The overall system looks like:
- A database of geographic data, possibly with updates.
- A process which reads the database and produces raw(r) tiles, possibly in response to updates.
- A store of raw(r) tiles which is quick to access and scales easily.
- A batch or on-demand process which reads raw(r) tiles and calculates a
min_zoom
for each feature based on a style, producing one or more vector tiles. The vector tiles are either stored in a metatile or returned to the client. For features wheremin_zoom
is smaller than z10, the batch process also emits a lower-zoom "cooked" raw(r) tile fragments. - A process which aggregates "cooked" raw(r) tile fragments into whole "cooked" raw(r) tiles at zoom 5. This recurses again to make the top of the pyramid; the zoom 0 "cooked" raw(r) tile.
- A store (cache) of vector metatiles which is quick to access and scales easily.
- A front-end process which unpacks metatiles and responds with the tile that the client requested.
- Since all raw(r) tiles are rendered, the database load is unrelated to tile demands. This means that a constant (and probably small) number of database servers is needed.
- Since raw(r) tiles themselves are flat files, serving them should be much easier to scale.
- Since raw(r) tiles have not been filtered, and contain no style-based information, it should be possible to run multiple versions of styles concurrently. This can be used to implement LTS versions, or to provide live previews of new versions.
- Organising the batch rendering jobs into z10 tiles to match the data should improve data locality and speed up batch tile rendering.

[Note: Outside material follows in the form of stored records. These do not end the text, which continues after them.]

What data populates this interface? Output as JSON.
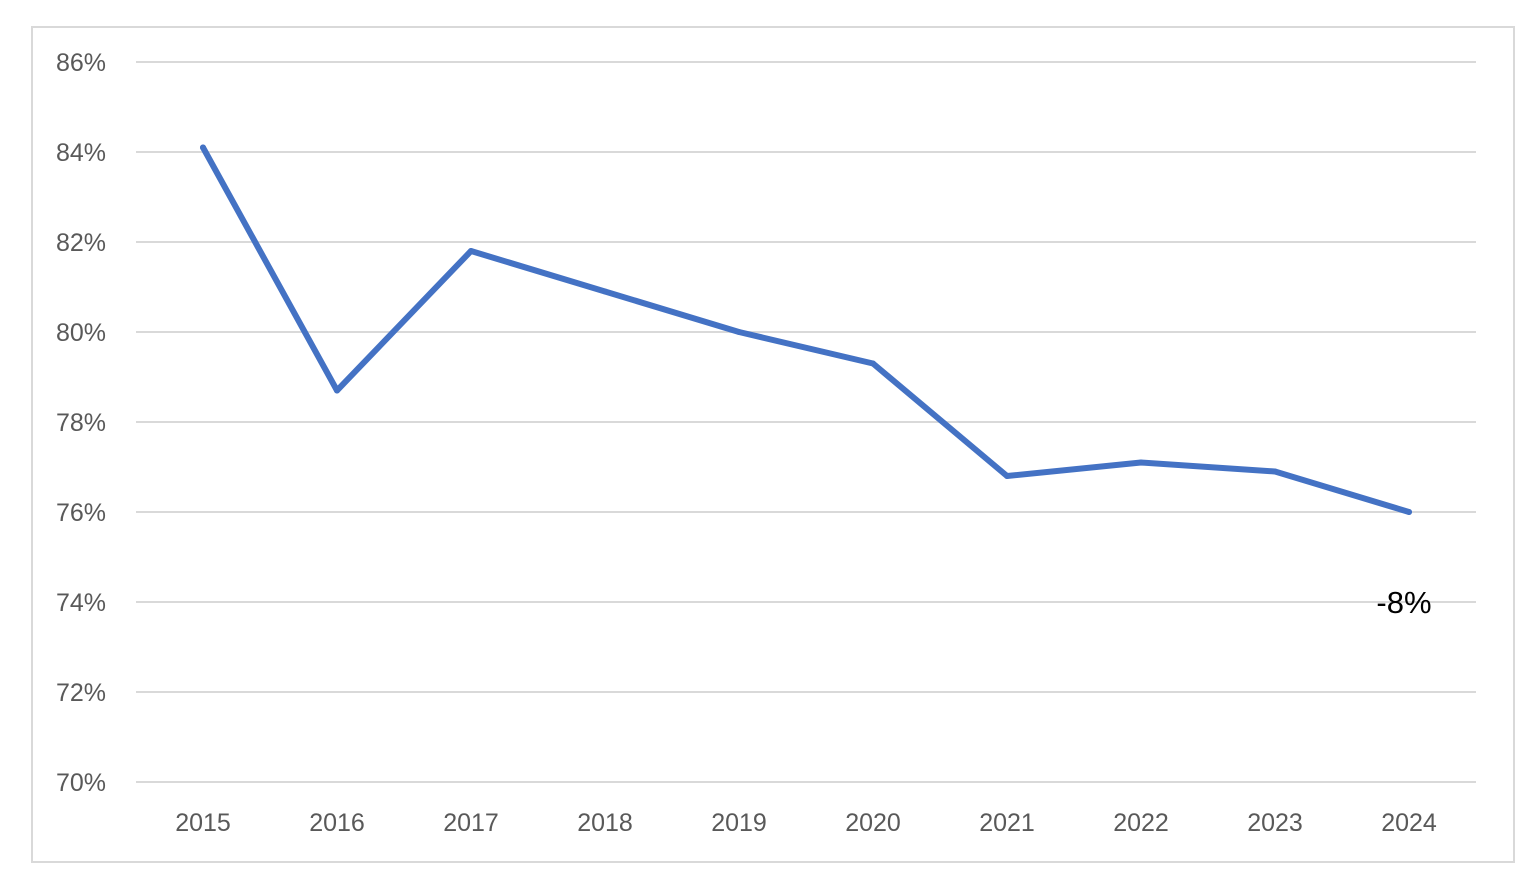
{
  "chart_data": {
    "type": "line",
    "title": "",
    "xlabel": "",
    "ylabel": "",
    "categories": [
      "2015",
      "2016",
      "2017",
      "2018",
      "2019",
      "2020",
      "2021",
      "2022",
      "2023",
      "2024"
    ],
    "series": [
      {
        "values": [
          84.1,
          78.7,
          81.8,
          80.9,
          80.0,
          79.3,
          76.8,
          77.1,
          76.9,
          76.0
        ],
        "color": "#4472c4"
      }
    ],
    "ylim": [
      70,
      86
    ],
    "y_ticks": [
      70,
      72,
      74,
      76,
      78,
      80,
      82,
      84,
      86
    ],
    "y_tick_labels": [
      "70%",
      "72%",
      "74%",
      "76%",
      "78%",
      "80%",
      "82%",
      "84%",
      "86%"
    ],
    "grid": true,
    "gridline_color": "#d9d9d9",
    "legend": "none",
    "annotations": [
      {
        "text": "-8%",
        "category": "2024",
        "y": 74
      }
    ]
  }
}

- Each raw(r) tile can be large, meaning a lot of data has to be parsed to extract the relevant parts for a given single tile. At the moment, indexing a large tile (
10/163/395
, contains San Francisco) takes approximately 2s - although these indexes aren't based on real style information. Current data on median database query time shows it varying between 1s and 10s, compared with around 20s for post-processing. For large tiles, the raw(r) indexing is already competitive and, if there are problems for smaller tiles then further optimisation should be able to bring this down. - Tooling and debugging; PostgreSQL has very good tooling and is easily inspectable, but raw(r) tiles lack this and it will make debugging harder. We will probably either end up writing a set of tooling to inspect raw(r) tiles, or spending a lot of time stepping through code line-by-line.
- Complexity; introducing this layer of indirection and additional processing makes the system more complex and therefore more likely to have bugs and fail in unexpected ways. We can minimise the risk by trying to keep the system as simple and transparent as possible.

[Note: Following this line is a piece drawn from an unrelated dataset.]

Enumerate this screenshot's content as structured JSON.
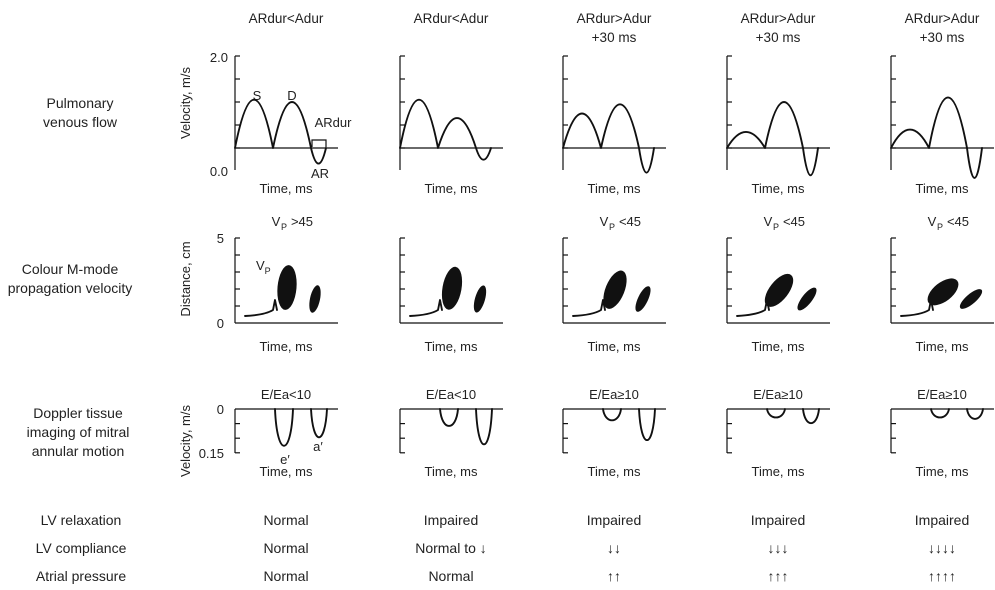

Msgpack makes small files which are quick enough to parse. They don't enforce a schema, which is helpful during development, but might cause issues if the file definition changes later on.
There are other serialisation formats which could be used, but at this point have some disadvantages which makes msgpack look like a better option:
- Google Protocol Buffers, which is similar to msgpack but requires a schema. This would make it more difficult to store the tags or change the "shape" of the data format.
- Google FlatBuffers, which stores data in a
mmap
-friendly way. This means the files are somewhat larger, but that it would be possible to access data within the file more easily (e.g: sub-tiling for geographic indexing). FlatBuffers would also require a schema. It's not clear at this point whether having random access to data within the raw(r) tile would be a benefit worth trading off the file size for. - GeoJSON has a huge advantage of easy readability, but is slower to parse than the WKB stored in msgpack. Additionally, the binary to decimal conversion required to serialise the coordinates can lose precision and create broken geometries.
- ORC is a columnar storage format designed for use with Hadoop and Hive, and is designed for extracting matching rows from a large file. However, it lacks much language support outside of Java, making it difficult to work with in the mostly-Python Tilezen system.